In general Building Java Programs is excellent, and I have a tremendous amount of respect for Reges and Stepp. It certainly did a good job of preparing my students for the AP CS exam. However, it does not introduce inheritance as it is used in the real world, particularly by novice engineers. As far as I can tell this is typical of introductory CS courses – certainly my undergraduate education at Purdue followed a similar pattern.

Design Textbooks

There is another type of text that addresses inheritance: books on software design. Famous resources like Practical Object-Oriented Design: An Agile Primer Using Ruby (POODR) by Sandi Metz, or Design Patterns (the “Gang of Four” book) by Gamma, Helm, Johnson and Vlissides address software design more generally, employing inheritance as one tool among many.

However, these books are targeted at experienced engineers trying to up their game, not at novices learning their chosen language for the first time. Moreover they discuss design from a ground-up perspective, whereas an engineer beginning their career is likely to build on the shoulders of giants, extending existing designs rather than inventing new ones.

An ideal curriculum would bridge the gap between these two approaches, introducing both syntax and common inheritance idioms, and getting new engineers used to the work of extending an existing class.

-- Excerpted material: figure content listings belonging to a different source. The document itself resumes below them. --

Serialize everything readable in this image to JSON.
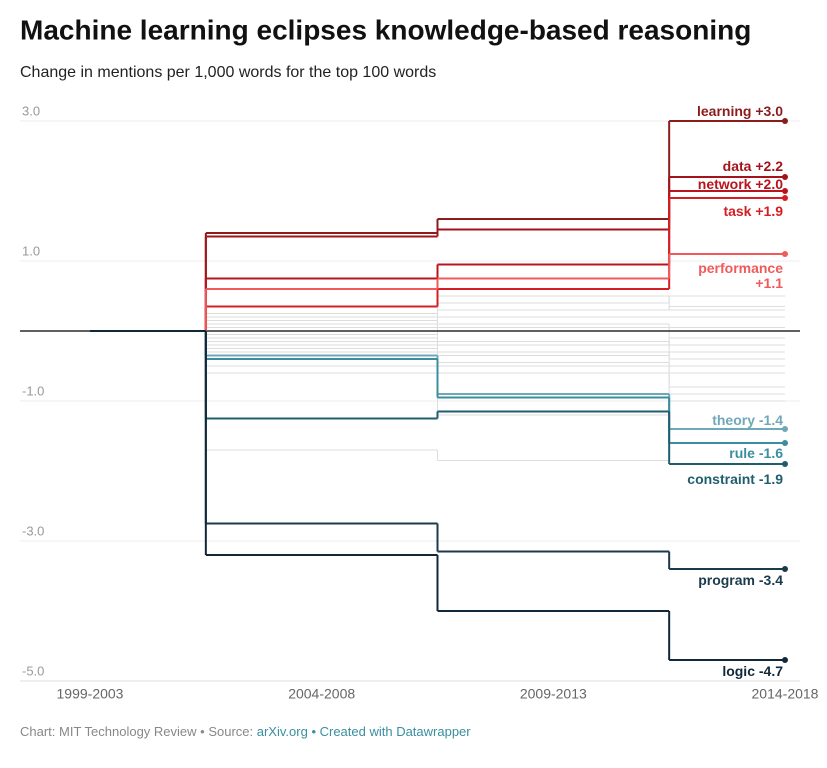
{
  "chart_data": {
    "type": "step-line",
    "title": "Machine learning eclipses knowledge-based reasoning",
    "subtitle": "Change in mentions per 1,000 words for the top 100 words",
    "categories": [
      "1999-2003",
      "2004-2008",
      "2009-2013",
      "2014-2018"
    ],
    "ylim": [
      -5.3,
      3.1
    ],
    "yticks": [
      {
        "value": 3,
        "label": "3.0"
      },
      {
        "value": 1,
        "label": "1.0"
      },
      {
        "value": -1,
        "label": "-1.0"
      },
      {
        "value": -3,
        "label": "-3.0"
      },
      {
        "value": -5,
        "label": "-5.0"
      }
    ],
    "grid": true,
    "series": [
      {
        "name": "learning",
        "color": "#8c1c1c",
        "values": [
          0,
          1.4,
          1.6,
          3.0
        ],
        "value_labels": [
          null,
          null,
          null,
          "+3.0"
        ]
      },
      {
        "name": "data",
        "color": "#a3131b",
        "values": [
          0,
          1.35,
          1.45,
          2.2
        ],
        "value_labels": [
          null,
          null,
          null,
          "+2.2"
        ]
      },
      {
        "name": "network",
        "color": "#b8141e",
        "values": [
          0,
          0.75,
          0.95,
          2.0
        ],
        "value_labels": [
          null,
          null,
          null,
          "+2.0"
        ]
      },
      {
        "name": "task",
        "color": "#d41e24",
        "values": [
          0,
          0.35,
          0.6,
          1.9
        ],
        "value_labels": [
          null,
          null,
          null,
          "+1.9"
        ]
      },
      {
        "name": "performance",
        "color": "#f05a5a",
        "values": [
          0,
          0.6,
          0.75,
          1.1
        ],
        "value_labels": [
          null,
          null,
          null,
          "+1.1"
        ]
      },
      {
        "name": "theory",
        "color": "#6fa9b8",
        "values": [
          0,
          -0.35,
          -0.9,
          -1.4
        ],
        "value_labels": [
          null,
          null,
          null,
          "-1.4"
        ]
      },
      {
        "name": "rule",
        "color": "#3a8ea0",
        "values": [
          0,
          -0.4,
          -0.95,
          -1.6
        ],
        "value_labels": [
          null,
          null,
          null,
          "-1.6"
        ]
      },
      {
        "name": "constraint",
        "color": "#1f5e6d",
        "values": [
          0,
          -1.25,
          -1.15,
          -1.9
        ],
        "value_labels": [
          null,
          null,
          null,
          "-1.9"
        ]
      },
      {
        "name": "program",
        "color": "#1b3a4b",
        "values": [
          0,
          -2.75,
          -3.15,
          -3.4
        ],
        "value_labels": [
          null,
          null,
          null,
          "-3.4"
        ]
      },
      {
        "name": "logic",
        "color": "#10283a",
        "values": [
          0,
          -3.2,
          -4.0,
          -4.7
        ],
        "value_labels": [
          null,
          null,
          null,
          "-4.7"
        ]
      }
    ],
    "background_color": "#dddddd",
    "background_series": [
      {
        "values": [
          0,
          0.2,
          0.4,
          0.5
        ]
      },
      {
        "values": [
          0,
          0.1,
          0.3,
          0.35
        ]
      },
      {
        "values": [
          0,
          -0.1,
          0.2,
          0.2
        ]
      },
      {
        "values": [
          0,
          0.05,
          -0.2,
          -0.1
        ]
      },
      {
        "values": [
          0,
          -0.2,
          -0.3,
          -0.4
        ]
      },
      {
        "values": [
          0,
          -0.3,
          -0.5,
          -0.6
        ]
      },
      {
        "values": [
          0,
          -0.15,
          -0.6,
          -0.8
        ]
      },
      {
        "values": [
          0,
          0.15,
          0.05,
          -0.2
        ]
      },
      {
        "values": [
          0,
          -0.5,
          -0.45,
          -0.9
        ]
      },
      {
        "values": [
          0,
          -0.05,
          0.1,
          0.05
        ]
      },
      {
        "values": [
          0,
          -0.25,
          0.5,
          0.3
        ]
      },
      {
        "values": [
          0,
          -0.6,
          -1.2,
          -1.0
        ]
      },
      {
        "values": [
          0,
          -0.1,
          -0.35,
          -0.3
        ]
      },
      {
        "values": [
          0,
          0.25,
          -0.15,
          -0.5
        ]
      },
      {
        "values": [
          0,
          -1.7,
          -1.85,
          -1.6
        ]
      }
    ],
    "footer": {
      "credit": "Chart: MIT Technology Review • Source:",
      "source": "arXiv.org",
      "tool": "• Created with Datawrapper"
    }
  }
}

Ada’s Approach to Inheritance

The instructional team at Ada has been unhappy with our approach to inheritance for a while now, but we haven’t quite known what to do about it. Now that we’ve done some research and formalized our engineering and pedagogical intuition, here’s the approach we’ve come up with:

  • Simple examples and accessible metaphors are fine for introducing syntax and semantics, though as Reges and Stepp demonstrate they don’t have to be completely unrealistic.
  • Common idioms like abstract classes and the template method pattern should be introduced as soon as the basic syntax is understood.
  • Students’ first serious inheritance project should involve extending an existing superclass.
    • This matches the way inheritance is used in the real world, and makes the benefits (not having to re-write a bunch of code) immediately clear.
    • Instructors would provide the following scaffolding:
      • Superclass implementation
      • Driver code demonstrating polymorphism
      • Another subclass, to model the inheritance mechanism
      • Possibly a test suite or test stubs
  • If time permits, a second inheritance project would focus on design, and have students build both the superclass and subclasses, as well as driver code.

At Ada, the first inheritance project takes the form of OO Ride Share. Students are asked to load information about drivers, passengers and trips from CSV files; we provide a CsvRecord superclass and Passenger and Trip subclasses pre-built. We feel this problem is complex enough to justify inheritance but simple enough to spin up on quickly. It also mimics the way ActiveRecord is used in Rails, which will hopefully lead to more comfort and deeper understanding once we get into our Rails unit.

The second project is still in the planning phase, but the idea is a command-line app that integrates with the Slack API. After an in-class design activity students will implement a Recipient superclass that handles most of the API interaction, and User and Channel subclasses that fill in the details. They will also build a command loop that interacts with the user, demonstrating the power of polymorphism. We don’t have the project write-up finished yet, but there is a prototype of the end product.

We’ve spent a lot of time thinking about this fresh approach to teaching inheritance, and I’m excited to see the results. Watch this space for an update in a couple months as we conclude our Intro to Ruby unit and move into Rails.